Extraits de l’interview accordée par Mme Xenogiannakopoulou lors de l’émission « Savatokyriako sti NET»

Sur les conclusions des travaux du Conseil européen.

- « C’était une réunion très importante et très positive quant aux résultats. Nous avons noté un progrès notable par rapport au conseil précédent au niveau de l’ambiance car je vous rappelle qu’en octobre dernier et au cours des mois précédents nous avons constaté une crise et une divergence de vues au sein de l’Union européenne. La question est de savoir maintenant dans quelle mesure ces décisions mèneront à une stabilisation, mais je dirais qu’elles ouvrent une voie positive. Cela étant, il est certain que des décisions plus spécialisées seront nécessaires ainsi que des politiques supplémentaires qui devront être mises en avant dans un avenir proche ».

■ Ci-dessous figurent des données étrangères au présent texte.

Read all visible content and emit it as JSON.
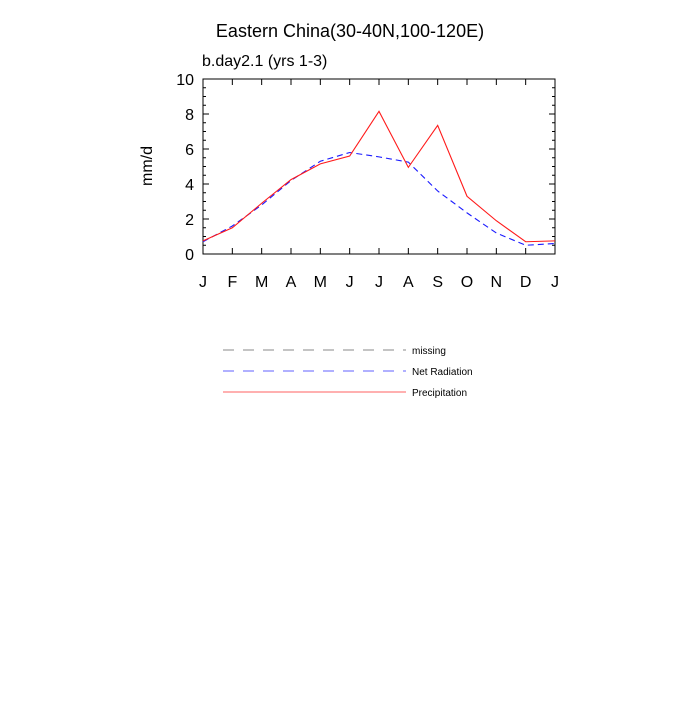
{
  "chart_data": {
    "type": "line",
    "title": "Eastern China(30-40N,100-120E)",
    "subtitle": "b.day2.1 (yrs 1-3)",
    "xlabel": "",
    "ylabel": "mm/d",
    "categories": [
      "J",
      "F",
      "M",
      "A",
      "M",
      "J",
      "J",
      "A",
      "S",
      "O",
      "N",
      "D",
      "J"
    ],
    "ylim": [
      0,
      10
    ],
    "y_ticks": [
      0,
      2,
      4,
      6,
      8,
      10
    ],
    "y_tick_labels": [
      "0",
      "2",
      "4",
      "6",
      "8",
      "10"
    ],
    "grid": false,
    "legend_position": "below",
    "series": [
      {
        "name": "Net Radiation",
        "color": "#1a1aff",
        "style": "dashed",
        "values": [
          0.7,
          1.6,
          2.8,
          4.2,
          5.3,
          5.8,
          5.55,
          5.25,
          3.6,
          2.35,
          1.2,
          0.5,
          0.6
        ]
      },
      {
        "name": "Precipitation",
        "color": "#ff1a1a",
        "style": "solid",
        "values": [
          0.75,
          1.5,
          2.9,
          4.25,
          5.15,
          5.6,
          8.15,
          4.95,
          7.35,
          3.3,
          1.9,
          0.7,
          0.75
        ]
      }
    ],
    "legend": [
      {
        "label": "missing",
        "color": "#a0a0a0",
        "style": "dashed"
      },
      {
        "label": "Net Radiation",
        "color": "#8080ff",
        "style": "dashed"
      },
      {
        "label": "Precipitation",
        "color": "#ff8080",
        "style": "solid"
      }
    ]
  }
}
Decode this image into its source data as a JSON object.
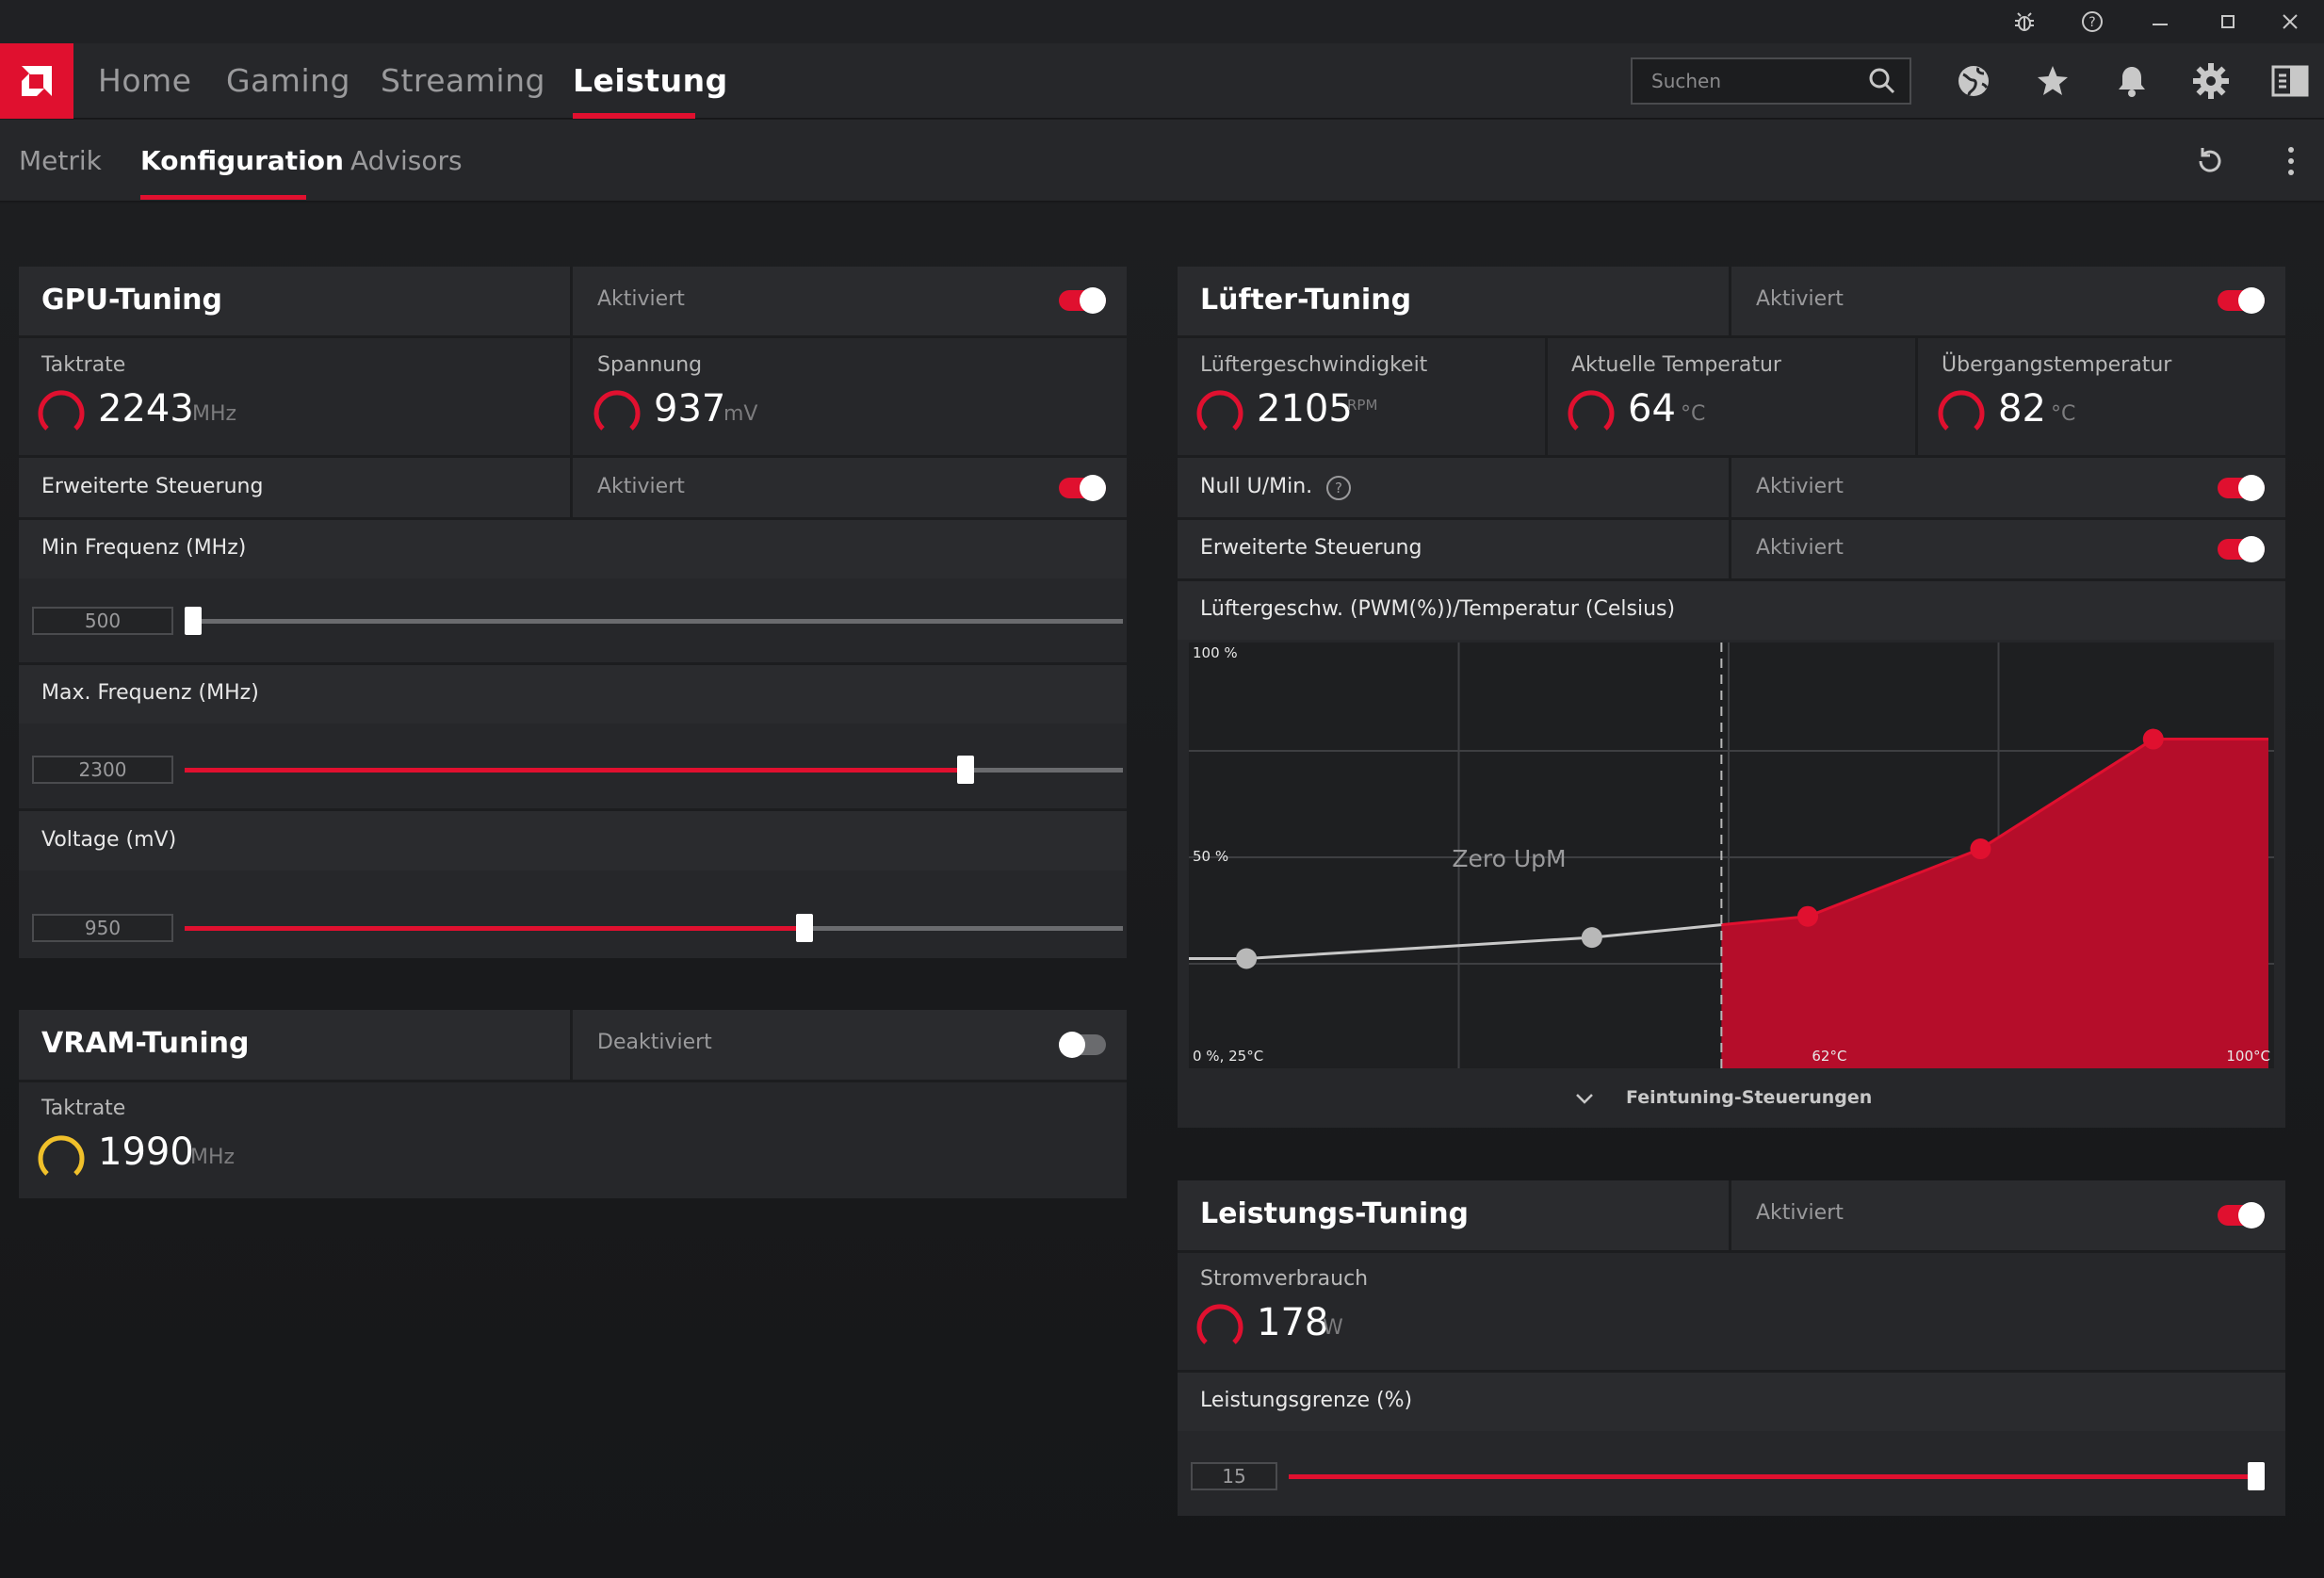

- « J’aimerais souligner trois points revêtant une importance particulière. Tout d’abord le feu vert à une révision limitée du Traité a été donné ainsi qu’à la mise en place, après 2013, d’un mécanisme permanent de gestion des crises. Force est de rappeler ici que cela constituait le combat solitaire du Premier ministre Papandréou il y a quelques mois. Maintenant tout le monde s’accorde pour dire que cela est nécessaire à la stabilité. Les deux autres points revêtant une importance égale sont que pour la première fois la nécessité d’une réponse globale à la crise européenne a été soulignée – et il y a une déclaration des Chefs de gouvernement à ce sujet. Cette décision ouvre la voie à une réponse politique plus élargie de l’Europe. Car que disions-nous pendant toute cette période ? Nous parlions d’une dimension européenne et de la nécessité d’apporter une réponse européenne. Dans cette déclaration est avant tout reconnu le progrès de notre pays, mais aussi son engagement. Cette déclaration revêt une importance particulière car l’Allemagne y participe, ainsi que les autres pays de la zone euro qui s’engagent à faire tout ce qui est en leur pouvoir – comme le dit la déclaration – pour parvenir à une stabilité et faire face à la crise. Par ailleurs, la question du développement équitable est mentionnée, tout comme le rôle de la BCE. Le troisième point revêt une importance aussi égale. Comme vous le savez, en Europe, les choses ne vont pas vite, mais elles mûrissent. Des questions que M. Georges Papandréou soulevait il y a quelques semaines sur un ton animé, comme celle des euro-obligations ou encore la nécessité de mettre en oeuvre des politiques complémentaires qui confèreront une solidarité et une détermination envers les marchés européens, mûrissent désormais. Elles sont sur la table. L’Alliance avec le gouverneur de la BCE, M. Trichet ainsi qu’avec le Premier ministre du Luxembourg, M. Juncker et M. Barroso s’élargit ».


- « La proposition que M. Papandréou a faite hier au groupe parlementaire s’intégrait dans un contexte très européen. Le Traité de Lisbonne prévoit la possibilité d’une initiative populaire, idée que nous, en tant que pays, avions soutenu dans le passé. M. Georges Papandréou a proposé d’appliquer cette nouvelle possibilité et d’organiser une pétition. Bien entendu une initiative similaire doit être prise dans tous les pays. Comme vous le savez cela confère une dynamique à la question des euro-obligations. Nous devons appuyer cette décision positive qui a été prise ».


- « Personne ne peut, à l’heure actuelle, dire comment les choses évolueront, comment les marchés réagiront. Le point positif est que l’Europe semble avoir pris conscience des problèmes et se dit prête à prendre des mesures. Cela étant, les euro-obligations sont nécessaires ainsi que la mise en place d’autres mesures connexes ».


- « D’ores et déjà dans la décision de l’Eurogroupe à laquelle il est fait référence dans les conclusions du Conseil, il est dit que la Grèce examinera l’éventualité d’un prolongement de la durée de remboursement du prêt au même titre que l’Irlande. Comme l’a affirmé hier le Premier ministre au Groupe parlementaire lors de ses discussions avec ses homologues d’autres pays, il y a eu confirmation dans le sens du prolongement de la durée de remboursement, ce qui, comme vous le comprenez, est un véritable soulagement pour notre pays ».